“Westworld” (“Il mondo dei robot”) di Michael Crichton

Chi non ha mai desiderato fare un viaggio nel tempo, vivere anche solo per una settimana in un’epoca mitica e lontana nella più completa immedesimazione storica?
Westworld di Michael Crichton dice che il sogno della maggior parte delle persone si può realizzare al modico prezzo di 1000 dollari nel parco di divertimento Delos che è diviso in tre parti: Roman World, Medieval World e Westworld. Ognuno può scegliere in quale ambiente storico trascorrere la propria vacanza; durante tutto il periodo di permanenza ogni desiderio potrà essere realizzato, dal partecipare ad un autentico banchetto medievale all’uccidere un cowboy insolente. Tutto sembra vero, ma solo in apparenza. Gli esseri che abitano questo mondo fittizio, infatti, benché simili agli essere umani, sono macchine, robot antropomorfizzati.

La prima parte del lungometraggio diretto da Michael Crichton del 1973, tradotto in italiano con il titolo Il mondo dei robot, mostra il gioco, l’entusiasmo e la mania di protagonismo di adulti-bambini ansiosi di lasciare per un breve lasso di tempo la vita di tutti giorni per abbandonarsi all’attrattiva di un mondo altro, lontano geograficamente e storicamente.
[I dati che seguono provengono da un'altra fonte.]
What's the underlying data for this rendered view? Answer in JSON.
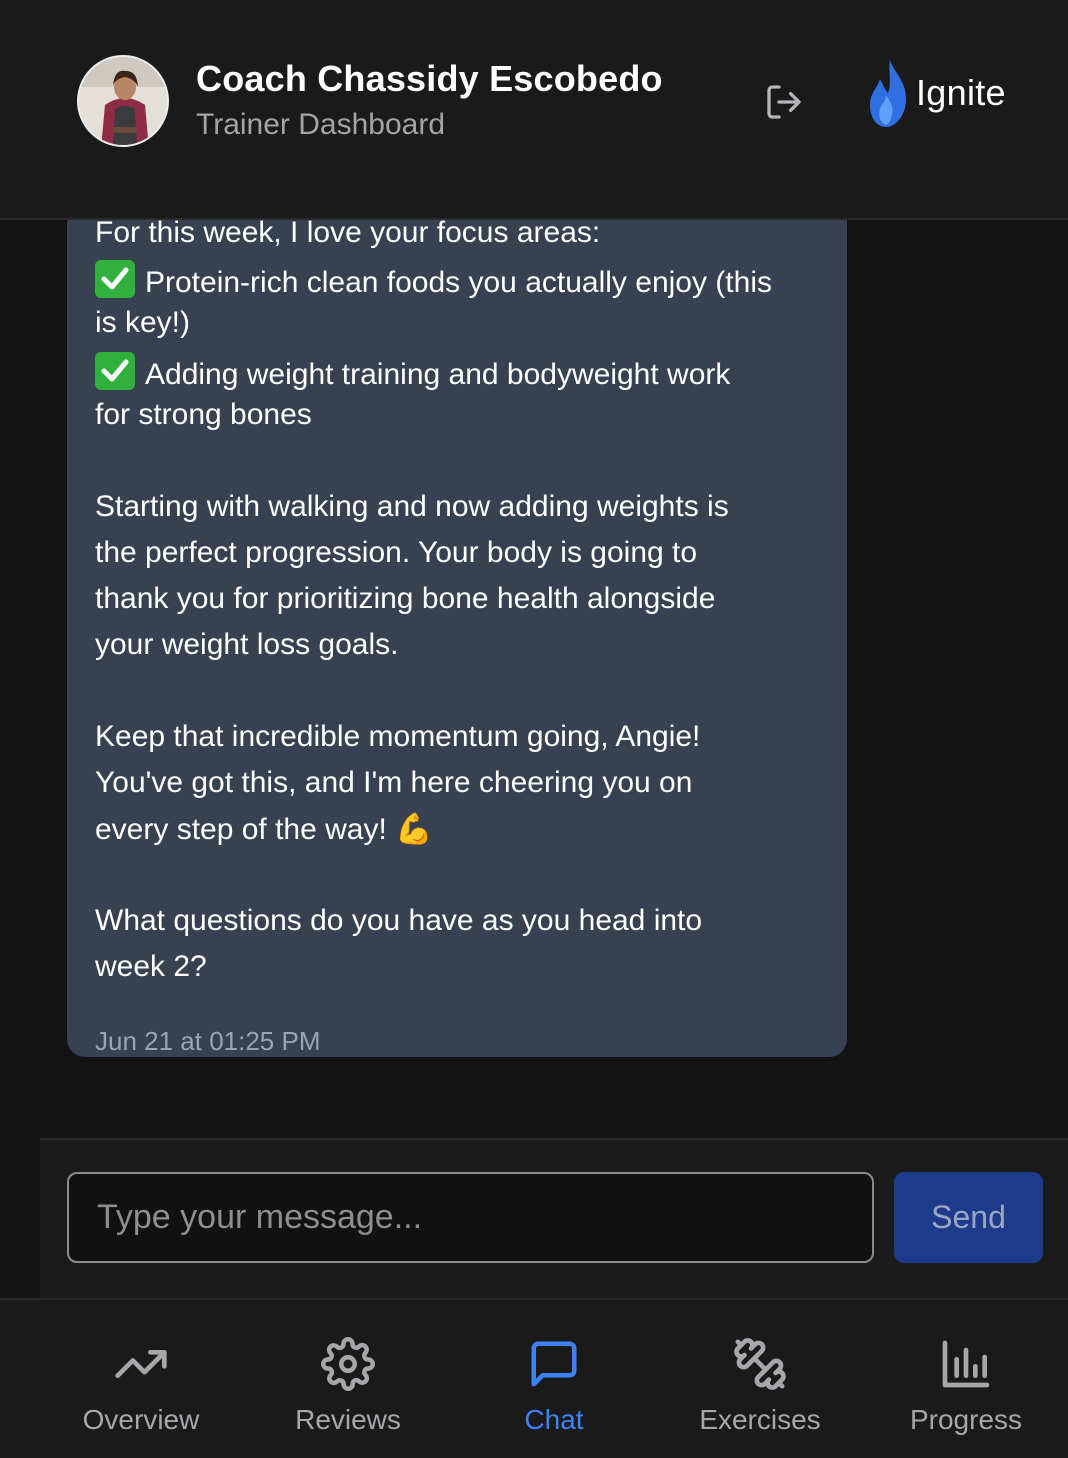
{
  "header": {
    "coach_name": "Coach Chassidy Escobedo",
    "subtitle": "Trainer Dashboard",
    "logout_icon": "logout-icon",
    "brand_name": "Ignite",
    "brand_icon": "flame-icon"
  },
  "message": {
    "lines": [
      "For this week, I love your focus areas:",
      "Protein-rich clean foods you actually enjoy (this",
      "is key!)",
      "Adding weight training and bodyweight work",
      "for strong bones",
      "Starting with walking and now adding weights is",
      "the perfect progression. Your body is going to",
      "thank you for prioritizing bone health alongside",
      "your weight loss goals.",
      "Keep that incredible momentum going, Angie!",
      "You've got this, and I'm here cheering you on",
      "every step of the way! 💪",
      "What questions do you have as you head into",
      "week 2?"
    ],
    "timestamp": "Jun 21 at 01:25 PM"
  },
  "composer": {
    "placeholder": "Type your message...",
    "send_label": "Send"
  },
  "nav": {
    "items": [
      {
        "label": "Overview",
        "icon": "trending-up-icon"
      },
      {
        "label": "Reviews",
        "icon": "gear-icon"
      },
      {
        "label": "Chat",
        "icon": "chat-bubble-icon",
        "active": true
      },
      {
        "label": "Exercises",
        "icon": "dumbbell-icon"
      },
      {
        "label": "Progress",
        "icon": "bar-chart-icon"
      }
    ]
  },
  "colors": {
    "accent": "#3b82f6",
    "bubble": "#374151",
    "send_button": "#1e3a8a",
    "check_green": "#30b13e"
  }
}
Quasi nessuno si rende conto di far parte di una finzione ridicola, dove ogni cosa è monitorata da tecnici che osservano ventiquattr’ore su ventiquattro l’operato dei clienti e dei robot da una cabina di controllo tappezzata di schermi.
L’alba, il tramonto, l’avvio di una rissa nel saloon, il tradimento della regina sono programmati minuziosamente affinché i clienti possano godere pienamente la “vacanza” che hanno desiderato da sempre.

Solo Peter Martin, un turista americano che insieme al suo amico John Blane ha scelto di soggiornare a Westworld, si pone questioni di ordine vagamente etico. Come si fa a distinguere un robot da un umano, essendo il primo così simile al secondo, nel momento in cui ci si trova costretti a sparare ad un cowboy per un insulto ricevuto? E soprattutto, con quale freddezza si può uccidere qualcuno che assomiglia così tanto ad un proprio simile? I dubbi vengono presto dissolti dalle parole razionali di John. La parola d’ordine è divertimento. Questi mondi perfetti vengono smascherati quando i robot iniziano a prendere coscienza di sé e si ribellano agli esseri umani.

La partecipazione al gioco è volontaria, ma il meccanismo è fuori dal controllo dei “giocatori”: chi partecipa pensa di essere colui che si deve divertire, ma il controllo dall’alto fa sì che lo spettacolo sia soprattutto per chi sta a guardare, per chi comanda. Quando, poi, in mezzo ci sono anche dei robot perfezionati al punto di assumere qualità “umane”, si può star certi che la salvezza sarà per pochi, se non per nessuno.